Speaking exclusively to Construction News, Mr Thurston said there was “no more money” for the scheme, having told the CN Summit that HS2 was currently in talks with phase one civils contractors to reduce costs by spring next year.
“We’ve just started this process with the contractors based on the submissions we had from them in October,” he said.
“We both recognise that we have a gap between where our cost cuttings are and where our budget is.”
However, Mr Thurston would not disclose the size of the current cost gap.
“The Department [for Transport] is very clear as the sponsor of the scheme that there is a budget for High Speed 2: that’s how much money we’ve got,” he said.
“There’s no more money […] we’ve got to come together as an industry to make HS2 affordable.”
HS2’s phase one civils packages, budgeted at £6.6bn, were awarded to joint ventures involving Balfour Beatty, Bouygues, Costain, Eiffage, Kier, Sir Robert McAlpine, Skanska, Strabag, Vinci and VolkerFitzpatrick in July 2017.

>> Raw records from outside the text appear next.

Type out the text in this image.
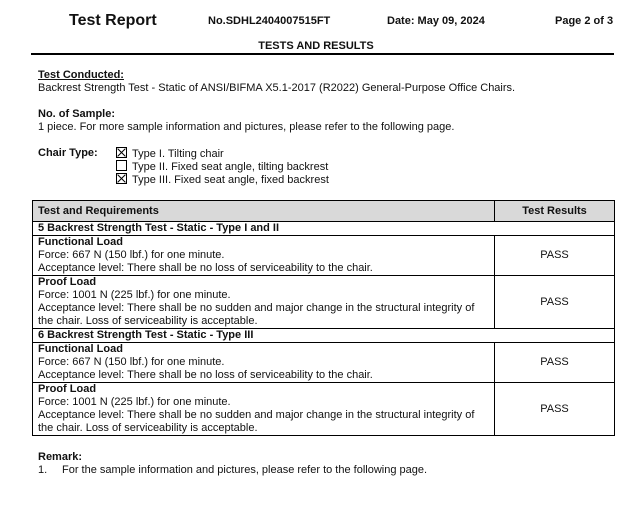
Test Report	No.SDHL2404007515FT	Date: May 09, 2024	Page 2 of 3
TESTS AND RESULTS
Test Conducted:
Backrest Strength Test - Static of ANSI/BIFMA X5.1-2017 (R2022) General-Purpose Office Chairs.
No. of Sample:
1 piece. For more sample information and pictures, please refer to the following page.
Chair Type:	Type I. Tilting chair
Type II. Fixed seat angle, tilting backrest
Type III. Fixed seat angle, fixed backrest
Test and Requirements	Test Results
5 Backrest Strength Test - Static - Type I and II	

Functional Load
Force: 667 N (150 lbf.) for one minute.
Acceptance level: There shall be no loss of serviceability to the chair.	PASS

Proof Load
Force: 1001 N (225 lbf.) for one minute.
Acceptance level: There shall be no sudden and major change in the structural integrity of the chair. Loss of serviceability is acceptable.	PASS
6 Backrest Strength Test - Static - Type III	

Functional Load
Force: 667 N (150 lbf.) for one minute.
Acceptance level: There shall be no loss of serviceability to the chair.	PASS

Proof Load
Force: 1001 N (225 lbf.) for one minute.
Acceptance level: There shall be no sudden and major change in the structural integrity of the chair. Loss of serviceability is acceptable.	PASS
Remark:
1. For the sample information and pictures, please refer to the following page.
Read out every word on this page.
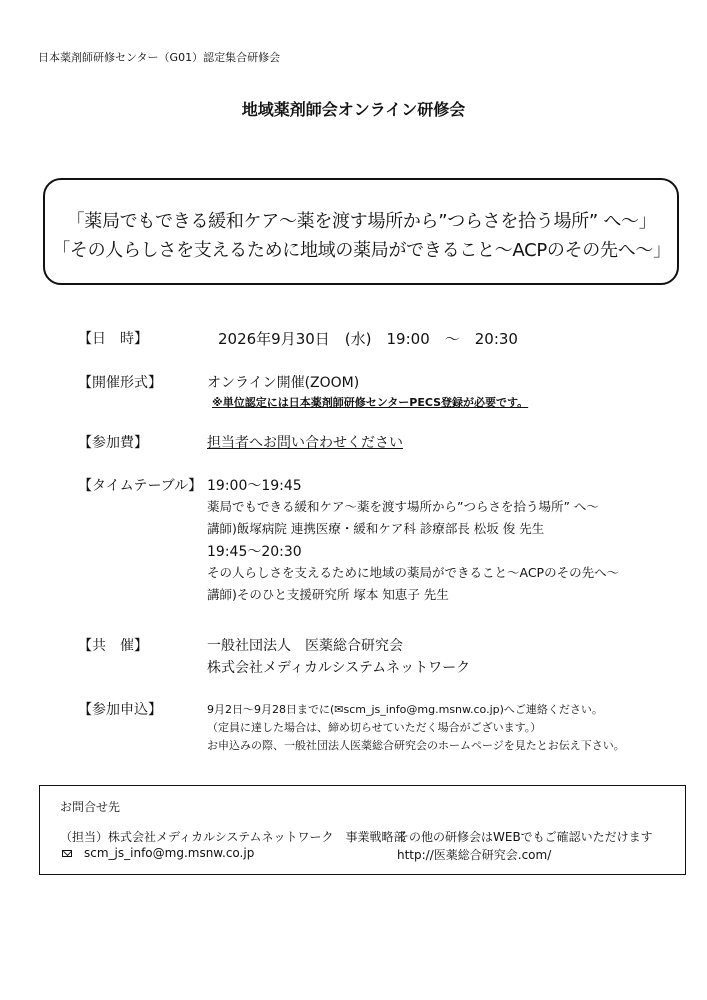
日本薬剤師研修センター（G01）認定集合研修会
地域薬剤師会オンライン研修会
「薬局でもできる緩和ケア～薬を渡す場所から”つらさを拾う場所” へ～」
「その人らしさを支えるために地域の薬局ができること～ACPのその先へ～」
【日　時】	2026年9月30日　(水)　19:00　～　20:30
【開催形式】	オンライン開催(ZOOM)
※単位認定には日本薬剤師研修センターPECS登録が必要です。
【参加費】	担当者へお問い合わせください
【タイムテーブル】 19:00～19:45
薬局でもできる緩和ケア～薬を渡す場所から”つらさを拾う場所” へ～
講師)飯塚病院 連携医療・緩和ケア科 診療部長 松坂 俊 先生
19:45～20:30
その人らしさを支えるために地域の薬局ができること～ACPのその先へ～
講師)そのひと支援研究所 塚本 知恵子 先生
【共　催】	一般社団法人　医薬総合研究会
株式会社メディカルシステムネットワーク
【参加申込】	9月2日～9月28日までに(✉scm_js_info@mg.msnw.co.jp)へご連絡ください。
（定員に達した場合は、締め切らせていただく場合がございます。）
お申込みの際、一般社団法人医薬総合研究会のホームページを見たとお伝え下さい。
お問合せ先
（担当）株式会社メディカルシステムネットワーク　事業戦略部
その他の研修会はWEBでもご確認いただけます
scm_js_info@mg.msnw.co.jp	http://医薬総合研究会.com/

The chief executive listed four areas where HS2 and contractors were looking to reduce costs: by reviewing technical specifications and standards; “streamlining” organisation between contractors; investigating ground condition works; and rethinking which stakeholders manage risk.
Work was being done to develop a “better understanding” of the geology and ground conditions along the phase one route, which he said was driving “a lot of the costs”.
Furthermore, Mr Thurston said the company was looking at how risk had been allocated in contracts.
“They [contractors] all accept that there is cost in the current proposals that is based on the risk provisions, so if we change the risk profile, I think that can be different,” he said.
Mr Thurston added that the company was looking at whether the approach to risk was driving up costs by “protecting positions”, and whether costs could be cut by parties being more transparent in this area.
“If we’re more open and understand the true cost and the true risks, and we develop that jointly with the contractors, would that give us a different answer?” he told CN.
HS2 and its contractors have until March next year to establish how to close the cost gap on phase one, Mr Thurston said, adding that he was “confident” costs could successfully be addressed.
Mr Thurston said the project was looking into different funding options for phase two – described as an “important piece of work” for 2019.
The company was also in regular discussions with the government over costs, according to Mr Thurston.
“We keep the department, ministers and Treasury well aware of what we’re doing: there is full visibility in government of the current situation that we find ourselves in,” he said.
He added that the Treasury would be briefed this week about the state of the project, and that HS2 had already spoken to the transport secretary earlier this month.
“There’s nothing that you’ve seen in the media or that I’ve said today that isn’t shared with government,” the chief executive said.
Despite the cost gap on phase one, Mr Thurston confirmed that the client would announce the two winning contractors for the Euston and Old Oak Common station contracts before Christmas.
During an exclusive interview with CN in March this year, Mr Thurston said his brief following predecessor Simon Kirby’s exit was to “set up HS2 so that it can deal with what is in front of it”.
When asked if he believed he had successfully fulfilled this brief, Mr Thurston said: “The company is in a much better place than it was in a couple of years ago. We continue to evolve and mature as an organisation.”
Mr Thurston issued a call to arms for the industry to support the project.
“If we miss the opportunity that HS2 presents we’ll never forgive ourselves,” he said. “Let’s use the next 10-15 years of High Speed 2 to really move our industry forwards.”